The concentrated extract itself was screened for total phenolic content as a reference point. The total phenolic content of the formulation surprisingly increased relative to initial measurement. Thus, the concentrated extract was screened again and compared to the reference point to make sure the prolonged period of storage had not decreased the total phenolic content. Again, the concentrated extract showed an increase relative to the initial reference measurement. The possible reasons are breakdown or hydrolysis of large polyphenols such as gallocatechin gallates into smaller phenols, alteration in interactions between excipients and phenolic components, and/or release of bound phenolic functional groups. Moreover, mixing and homogenizing the cream can cause further breaking of cellular structures since it was a crude extract, thus making reducing phenols more available for Folin-Ciocalteu’s reaction.

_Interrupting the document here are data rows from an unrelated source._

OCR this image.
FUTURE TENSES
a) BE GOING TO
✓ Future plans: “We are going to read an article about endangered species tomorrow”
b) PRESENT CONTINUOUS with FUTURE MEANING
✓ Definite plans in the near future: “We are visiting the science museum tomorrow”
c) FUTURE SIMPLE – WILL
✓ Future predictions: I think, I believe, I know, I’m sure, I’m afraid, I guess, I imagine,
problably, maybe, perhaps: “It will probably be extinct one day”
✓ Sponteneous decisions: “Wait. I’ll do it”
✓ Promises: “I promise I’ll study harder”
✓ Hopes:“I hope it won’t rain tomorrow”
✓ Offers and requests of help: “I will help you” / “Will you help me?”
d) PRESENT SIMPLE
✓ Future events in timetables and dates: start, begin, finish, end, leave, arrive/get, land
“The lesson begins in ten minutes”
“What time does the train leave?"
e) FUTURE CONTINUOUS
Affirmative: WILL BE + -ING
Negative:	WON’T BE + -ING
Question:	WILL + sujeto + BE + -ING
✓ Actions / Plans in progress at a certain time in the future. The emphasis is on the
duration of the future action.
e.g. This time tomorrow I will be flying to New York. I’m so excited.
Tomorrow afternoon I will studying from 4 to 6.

Hyperpigmentation treatment requires the long-term usage of topical drugs and current treatments face challenges as their aggressiveness and chronic use may cause side effects such as irritant dermatitis, exogenous ochronosis, and epidermal atrophy. Consequently, research has been carried out to find substitutes, herbal substitutes in particular. Different parts of the plant Morus alba L. has demonstrated promising whitening effects, which has been attributed to its phenolic compounds, such as oxyresveratrol and moracin, among many others. The crude extract from the leaves of this plant has never been formulated and undergone stability tests. Hence, in this study, we formulated and examined physicochemical properties of a cream based on the leaves of white mulberry. The manufactured formulation passed the respective stability tests, microbial assessment, and phenolic screening. In brief, the finished product passed the respective accelerated stability tests, and is therefore a promising formulation to be tested as a skin whitening agent.